The company is in the midst of negotiating a massive mandatory recall with USA regulators and potentially faces more than $18 billion in fines for violations of the federal Clean Air Act.
On Monday, the US Justice Department filed a lawsuit against VW for the use of the emissions devices, which involve computer software that can detect when cars are being tested. The findings of that review have not yet been made public. The scandal has affected the VW brand, Audi,NSU 0.01 % Porsche, Seat, Skoda and Commercial Vehicles brands.
Quoting sources inside the company, the newspaper said that VW expected to have to buy back around one fifth of the affected cars in the U.S., which totalled around 580,000. Under the law, automakers are required to disclose any such devices to regulators.
“Our patience with Volkswagen is wearing thin”, New York’s attorney general, Eric T. Schneiderman, told the newspaper “Volkswagen’s cooperation with the states’ investigation has been spotty – and frankly, more of the kind one expects from a company in denial than one seeking to leave behind a culture of admitted deception”.

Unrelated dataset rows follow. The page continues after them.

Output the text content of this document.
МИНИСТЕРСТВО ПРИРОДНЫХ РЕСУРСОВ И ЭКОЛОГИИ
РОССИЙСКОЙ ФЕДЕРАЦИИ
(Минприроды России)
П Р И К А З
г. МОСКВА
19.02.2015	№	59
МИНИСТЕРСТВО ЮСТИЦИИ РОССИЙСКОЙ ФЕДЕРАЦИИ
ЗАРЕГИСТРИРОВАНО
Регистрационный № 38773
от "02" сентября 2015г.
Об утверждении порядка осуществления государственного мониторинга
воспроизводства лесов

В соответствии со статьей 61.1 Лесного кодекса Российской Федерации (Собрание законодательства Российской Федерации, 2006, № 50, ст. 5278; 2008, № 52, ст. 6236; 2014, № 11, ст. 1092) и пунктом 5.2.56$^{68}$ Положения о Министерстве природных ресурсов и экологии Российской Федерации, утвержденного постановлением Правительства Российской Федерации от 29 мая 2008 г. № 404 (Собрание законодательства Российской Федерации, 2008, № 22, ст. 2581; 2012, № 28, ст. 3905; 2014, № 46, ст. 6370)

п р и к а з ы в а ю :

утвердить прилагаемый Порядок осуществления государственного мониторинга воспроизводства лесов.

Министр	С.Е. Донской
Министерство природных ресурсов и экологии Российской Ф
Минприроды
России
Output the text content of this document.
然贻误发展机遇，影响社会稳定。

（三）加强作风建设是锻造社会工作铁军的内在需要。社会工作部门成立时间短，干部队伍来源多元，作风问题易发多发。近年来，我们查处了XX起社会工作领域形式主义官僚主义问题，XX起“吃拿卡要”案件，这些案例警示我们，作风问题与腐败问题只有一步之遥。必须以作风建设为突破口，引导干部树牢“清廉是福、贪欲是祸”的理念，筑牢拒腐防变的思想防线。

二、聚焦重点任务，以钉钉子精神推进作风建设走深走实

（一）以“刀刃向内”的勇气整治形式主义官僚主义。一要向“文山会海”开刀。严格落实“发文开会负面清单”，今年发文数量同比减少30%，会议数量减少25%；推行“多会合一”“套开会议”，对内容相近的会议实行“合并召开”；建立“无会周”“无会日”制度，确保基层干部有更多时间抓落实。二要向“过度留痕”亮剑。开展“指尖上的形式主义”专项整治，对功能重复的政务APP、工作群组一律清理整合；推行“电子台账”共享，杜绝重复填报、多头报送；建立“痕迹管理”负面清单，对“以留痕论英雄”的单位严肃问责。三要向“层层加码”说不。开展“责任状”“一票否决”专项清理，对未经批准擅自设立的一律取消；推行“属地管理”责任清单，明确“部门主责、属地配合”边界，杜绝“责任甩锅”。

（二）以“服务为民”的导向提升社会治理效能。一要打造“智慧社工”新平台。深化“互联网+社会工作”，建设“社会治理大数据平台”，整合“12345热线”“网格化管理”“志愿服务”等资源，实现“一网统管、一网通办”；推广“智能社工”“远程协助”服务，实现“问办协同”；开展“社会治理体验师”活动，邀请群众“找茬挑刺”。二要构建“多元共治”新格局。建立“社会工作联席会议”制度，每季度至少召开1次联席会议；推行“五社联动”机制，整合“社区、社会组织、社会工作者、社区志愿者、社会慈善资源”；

Late in December, the California Air Resources Board had announced that it would extend a deadline to consider a possible technical solution presented by the automaker for approval as it received addition data that VW had provided during that month, in a sign of the complexity of a fix for USA models. A statistical and computer analysis by the Associated Press estimated the extra pollution caused somewhere between 16 and 94 deaths over the last seven years, with the annual toll increasing as more of the diesels were on the road.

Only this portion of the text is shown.